A Lisboa do futuro que o MAAT propõe é feita para ser vista e tocada. Tem mirante no forro e, na entrada, escada que desce até as águas do rio. Neste calorão de agosto, foi refrescante sentar ali e tirar os sapatos para mergulhar os pés no Tejo.
A exposição Utopia/Distopia terminou essa semana, mas outra obra questionadora está em cartaz até 18 de setembro. Na instalação Eu Nunca Tinha Sido Surrealista Até o Dia de Hoje, o artista cubano Carlos Garaicoa explora as relações reais e imaginárias entre homem e urbanismo.
No outro prédio, este do começo do século 20, que abrigava o antigo Museu da Eletricidade, o português João Onofre usa tecnologia para brincar com a luz nos espaços urbanos, aproveitando a antiga sala das caldeiras – que está lá, exposta.
Terminada a visita ao MAAT, talvez seja o caso de curtir o fim da tarde no vizinho SUD. O empreendimento, aberto em julho, tem restaurante e uma piscina no terraço com vista para a Ponte 25 de Abril, um cartão-postal lisboeta. O acesso custa 35 euros por pessoa: sudlisboa.com.
Belém, bairro onde está o MAAT, é endereço de pontos turísticos clássicos: Torre de Belém, Padrão dos Descobrimentos, Mosteiro dos Jerônimos, a confeitaria que faz pastéis de nata desde 1837. E tem um atrativo que os turistas deixam passar: no verão, até 8 de setembro, o ótimo Centro Cultural do Belém (ccb.pt) apresenta música e cinema no jardim, gratuitamente.

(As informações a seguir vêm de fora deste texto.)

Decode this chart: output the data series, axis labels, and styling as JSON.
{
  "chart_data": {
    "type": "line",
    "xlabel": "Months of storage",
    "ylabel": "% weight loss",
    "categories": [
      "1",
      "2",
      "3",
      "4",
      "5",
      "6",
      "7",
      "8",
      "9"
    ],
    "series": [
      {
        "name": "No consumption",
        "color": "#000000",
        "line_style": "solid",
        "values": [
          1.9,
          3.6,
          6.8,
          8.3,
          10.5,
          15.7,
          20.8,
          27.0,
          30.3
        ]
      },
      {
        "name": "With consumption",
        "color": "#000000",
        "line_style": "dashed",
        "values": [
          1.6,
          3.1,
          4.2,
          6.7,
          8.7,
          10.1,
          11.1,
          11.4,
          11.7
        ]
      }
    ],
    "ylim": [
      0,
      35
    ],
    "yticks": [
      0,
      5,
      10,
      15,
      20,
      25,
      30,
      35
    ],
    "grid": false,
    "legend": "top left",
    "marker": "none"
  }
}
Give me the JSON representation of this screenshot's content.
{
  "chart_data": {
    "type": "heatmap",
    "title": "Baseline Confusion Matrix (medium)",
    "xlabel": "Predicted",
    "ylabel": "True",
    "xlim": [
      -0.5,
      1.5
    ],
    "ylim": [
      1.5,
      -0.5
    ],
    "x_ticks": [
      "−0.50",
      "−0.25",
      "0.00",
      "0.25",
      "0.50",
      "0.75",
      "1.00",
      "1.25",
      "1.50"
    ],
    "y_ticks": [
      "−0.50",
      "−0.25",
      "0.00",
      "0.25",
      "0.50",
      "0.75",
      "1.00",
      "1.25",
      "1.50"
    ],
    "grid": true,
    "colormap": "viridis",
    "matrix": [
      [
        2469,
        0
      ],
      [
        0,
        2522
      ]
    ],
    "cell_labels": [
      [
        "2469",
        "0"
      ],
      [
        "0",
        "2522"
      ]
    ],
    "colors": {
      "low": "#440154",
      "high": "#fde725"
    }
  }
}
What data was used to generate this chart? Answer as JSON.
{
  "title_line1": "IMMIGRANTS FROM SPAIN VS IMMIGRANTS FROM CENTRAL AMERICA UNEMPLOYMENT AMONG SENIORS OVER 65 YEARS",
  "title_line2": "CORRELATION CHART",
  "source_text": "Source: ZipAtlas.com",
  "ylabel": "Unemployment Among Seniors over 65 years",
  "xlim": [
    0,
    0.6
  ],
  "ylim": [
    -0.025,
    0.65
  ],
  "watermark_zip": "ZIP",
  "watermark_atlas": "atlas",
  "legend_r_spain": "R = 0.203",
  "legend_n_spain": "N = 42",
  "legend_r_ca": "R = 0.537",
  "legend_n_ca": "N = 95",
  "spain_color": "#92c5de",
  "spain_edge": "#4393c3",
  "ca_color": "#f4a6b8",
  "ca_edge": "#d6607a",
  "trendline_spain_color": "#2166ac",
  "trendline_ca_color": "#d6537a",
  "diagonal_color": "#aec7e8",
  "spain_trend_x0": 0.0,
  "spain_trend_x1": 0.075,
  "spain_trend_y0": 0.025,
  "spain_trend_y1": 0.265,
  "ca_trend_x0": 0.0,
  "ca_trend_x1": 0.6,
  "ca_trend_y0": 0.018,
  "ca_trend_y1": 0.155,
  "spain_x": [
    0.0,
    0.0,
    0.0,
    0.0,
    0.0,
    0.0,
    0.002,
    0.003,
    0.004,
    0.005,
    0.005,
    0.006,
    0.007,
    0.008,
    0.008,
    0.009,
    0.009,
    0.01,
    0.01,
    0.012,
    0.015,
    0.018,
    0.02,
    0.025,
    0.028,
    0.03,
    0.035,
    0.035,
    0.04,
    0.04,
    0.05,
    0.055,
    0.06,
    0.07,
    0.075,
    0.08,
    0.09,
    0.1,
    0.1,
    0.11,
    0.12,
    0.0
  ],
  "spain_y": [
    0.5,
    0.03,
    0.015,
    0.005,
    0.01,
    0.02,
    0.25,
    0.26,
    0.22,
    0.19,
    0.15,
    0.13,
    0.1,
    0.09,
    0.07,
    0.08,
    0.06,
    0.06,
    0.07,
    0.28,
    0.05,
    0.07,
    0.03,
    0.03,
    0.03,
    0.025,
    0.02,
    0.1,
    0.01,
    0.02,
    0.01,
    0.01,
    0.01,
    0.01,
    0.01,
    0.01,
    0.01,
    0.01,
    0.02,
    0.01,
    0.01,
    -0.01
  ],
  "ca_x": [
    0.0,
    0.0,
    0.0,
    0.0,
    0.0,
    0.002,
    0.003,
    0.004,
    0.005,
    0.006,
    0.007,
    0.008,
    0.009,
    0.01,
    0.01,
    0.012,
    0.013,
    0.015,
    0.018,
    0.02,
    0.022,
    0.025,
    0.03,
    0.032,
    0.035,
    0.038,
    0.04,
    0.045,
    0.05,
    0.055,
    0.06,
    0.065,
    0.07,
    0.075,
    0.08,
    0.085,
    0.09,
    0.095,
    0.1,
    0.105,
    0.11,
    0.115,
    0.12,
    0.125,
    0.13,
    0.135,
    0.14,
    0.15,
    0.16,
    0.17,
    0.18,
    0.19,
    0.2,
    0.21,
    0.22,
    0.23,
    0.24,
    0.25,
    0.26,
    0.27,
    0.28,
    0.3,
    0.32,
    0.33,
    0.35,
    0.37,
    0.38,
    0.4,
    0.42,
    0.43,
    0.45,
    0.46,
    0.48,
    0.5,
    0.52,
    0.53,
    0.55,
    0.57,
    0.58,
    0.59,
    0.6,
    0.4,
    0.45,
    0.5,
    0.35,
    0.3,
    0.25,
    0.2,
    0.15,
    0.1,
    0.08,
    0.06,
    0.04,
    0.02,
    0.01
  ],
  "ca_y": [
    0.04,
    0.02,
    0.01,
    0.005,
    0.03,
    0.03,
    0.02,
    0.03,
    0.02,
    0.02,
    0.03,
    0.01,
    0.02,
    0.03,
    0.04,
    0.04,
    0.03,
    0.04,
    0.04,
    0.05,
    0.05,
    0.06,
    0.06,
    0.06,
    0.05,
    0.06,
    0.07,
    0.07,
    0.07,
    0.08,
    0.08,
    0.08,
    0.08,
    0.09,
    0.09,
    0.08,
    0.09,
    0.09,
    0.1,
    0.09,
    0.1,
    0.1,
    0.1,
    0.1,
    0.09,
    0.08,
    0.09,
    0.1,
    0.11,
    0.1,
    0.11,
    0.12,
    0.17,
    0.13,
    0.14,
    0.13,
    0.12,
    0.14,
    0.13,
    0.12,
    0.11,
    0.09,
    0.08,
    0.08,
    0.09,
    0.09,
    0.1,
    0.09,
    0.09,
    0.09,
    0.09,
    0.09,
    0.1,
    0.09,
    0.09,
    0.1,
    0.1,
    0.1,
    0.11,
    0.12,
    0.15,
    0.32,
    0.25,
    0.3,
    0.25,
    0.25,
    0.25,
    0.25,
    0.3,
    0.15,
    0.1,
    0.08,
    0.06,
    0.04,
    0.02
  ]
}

Rabiscos. Do Belém, fui a pé (1,3 quilômetro; a alternativa é pegar o elétrico 15) até o LX Factory (lxfactory.com), em Alcântara. As paredes grafitadas entregam o clima geral das lojas, restaurantes, ateliês e um hostel instalados nos galpões do século 19, que foram uma tecelagem e hoje formam um dos endereços mais descolados de Lisboa.
Meu objetivo ali era comprar presentes na loja Bairro Arte (bairroarte.com) e fazer uma tatuagem no estúdio Queen of Hearts, que havia sido recomendado. Mas, sem agendamento prévio, não consegui meus rabiscos na pele. Faça o seu: bit ly/queentattoo.
Os hambúrgueres da Burger Factory estão entre os melhores da cidade, e foi em um deles que me joguei para compensar a frustração. Com batata frita e cerveja, gastei ¤ 11,50. Difícil não ser feliz.